Reconstructing memories

Code for the paper "Bayesian reconstruction of memories stored in neural networks from their connectivity" (arXiv:2105.07416)

Requirements

• numpy (>= 1.8)
• scipy (tested with version 1.0.0)
• cython (tested with version 0.28.2)

Install

To get started, running AMP on the Hopfield model with standard binary prior and three patterns looks like this:

python amp_hf.py --prior 1 -P 3

Now try moving this up to 16 patterns... it's pretty slow!
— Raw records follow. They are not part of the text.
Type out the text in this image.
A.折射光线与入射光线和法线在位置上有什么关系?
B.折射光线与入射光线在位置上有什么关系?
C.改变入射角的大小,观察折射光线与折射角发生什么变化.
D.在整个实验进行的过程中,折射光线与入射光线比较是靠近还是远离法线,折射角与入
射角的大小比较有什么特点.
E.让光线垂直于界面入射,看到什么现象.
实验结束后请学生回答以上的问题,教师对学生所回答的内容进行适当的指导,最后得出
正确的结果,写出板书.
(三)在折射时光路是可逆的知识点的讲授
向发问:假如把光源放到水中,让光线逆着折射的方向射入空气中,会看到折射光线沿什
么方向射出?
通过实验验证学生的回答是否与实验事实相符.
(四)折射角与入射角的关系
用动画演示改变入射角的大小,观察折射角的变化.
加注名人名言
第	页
This is where the meanfield prior comes in. It is implemented in Cython for optimal speed reasons. To compile, simply type

python setup.py build_ext --inplace

and run amp_hf.py with the meanfield flag:

python amp_hf.py --prior 1 -P 16 --mf

Enjoy!

Testing

To run all tests, go to the root directory (the one that contains setup.py) and simply type

nose2

Detailed guide to the files

File	Description
amp.py	Generic implementation of approximate message passing (AMP) for low-rank matrix factorisation
amp_hf*.py	Launches AMP for various hopfield models
cpriors.pyx	Cython implementation of various computationally intensive prior functions
hopfield.py	Helper functions to create and analyse Hopfield networks
priors.py	Implementation of the various papers analysed in the paper
se_*.py	State evolution for the AMP algorithms
tests	Contains unit tests for the various modules

References and acknowledgements

Approximate Message passing

The Approximate Message Passing algorithm equations are based on work by Thibault Lesieur (TL), Florent Krzakala (FK) and Lenka Zdeoborova (LK), see:

• TL, FK, and LZ, J. Stat. Mech. Theory Exp. 2017, 73403 (2017). arXiv:1701.00858
• TL, FK and LZ, in IEEE Int. Symp. Inf. Theory - Proc. (2015), pp. 1635–1639.arXiv:1503.00338
• TL, FK, and LZ, in 2015 53rd Annu. Allert. Conf. Commun. Control. Comput. (IEEE, 2015), pp. 680–687. arXiv:1507.03857

They follow from earlier works by

• Yash Deshpande and Andrea Montanari (arXiv:1402.2238),
• Alyson K. Fletcher and Sundeep Rangan (arXiv:1202.2759),
• as well as Ryosuke Matsushita and Toshiyuki Tanaka

Alternative implementations of AMP algorithms

• TL, FK and LZ provided implementations for Julia and Matlab.
• See also the numerous implementations of AMP and related algorithms by Phil Schniter.

Acknowledgements

We would like to thank the Department of Mathematics at Duke University for their hospitality during an extended visit, during which this work was carried out. It is a pleasure to thank Andre Manoel for valuable discussions.